Issue (ii): whether sales tax was leviable at the first point of sale under the applicable notification and rules.
Analysis: The relevant notification under the sales tax rules directed that tax on country liquor was payable at the point of sale from the warehouse to retail-sale licensees. The petitioner, as purchaser from the State at that point, could not avoid liability by contending that an earlier stage of sale should be treated as the taxable point.
Conclusion: Sales tax was validly leviable at the warehouse-to-licensee point; this contention failed.
Issue (iii): whether the amending Act removing exemption from sales tax on country liquor was invalid for want of Presidential assent.
Analysis: The objection was not part of the original writ grounds, and in any event the levy fell within the State's taxing power over sales of goods. The amendment had been assented to by the Governor under the constitutional scheme, and no legal requirement was shown that a valid State amendment in such a matter had to receive the President's assent merely because the original enactment had earlier been so assented. The challenge to validity therefore lacked merit.

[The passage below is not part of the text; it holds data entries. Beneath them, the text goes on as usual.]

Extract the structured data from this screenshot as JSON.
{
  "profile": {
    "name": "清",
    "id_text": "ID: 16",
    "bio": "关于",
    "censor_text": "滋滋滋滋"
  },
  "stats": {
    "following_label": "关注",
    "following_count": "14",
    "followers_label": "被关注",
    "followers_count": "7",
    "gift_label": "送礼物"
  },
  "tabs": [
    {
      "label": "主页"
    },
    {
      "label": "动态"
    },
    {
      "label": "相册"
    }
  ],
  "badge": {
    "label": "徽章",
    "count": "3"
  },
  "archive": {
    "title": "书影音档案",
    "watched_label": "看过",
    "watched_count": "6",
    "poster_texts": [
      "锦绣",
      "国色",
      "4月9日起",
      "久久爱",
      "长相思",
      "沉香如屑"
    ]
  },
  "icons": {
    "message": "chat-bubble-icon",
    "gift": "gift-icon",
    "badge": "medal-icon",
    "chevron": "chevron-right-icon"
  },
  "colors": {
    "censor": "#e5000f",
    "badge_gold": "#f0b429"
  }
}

Conclusion: The amending Act was not invalid for want of Presidential assent; this contention failed.
Final Conclusion: No ground of challenge to the sales tax levy on country liquor succeeded, and the writ petition was rejected in full.
Ratio Decidendi: Amounts recovered as part of the consideration for sale, including excise-linked licence fee collected by the dealer, form part of sale price and turnover for sales tax purposes, and a valid State amendment within legislative competence does not require Presidential assent merely because the original Act had such assent.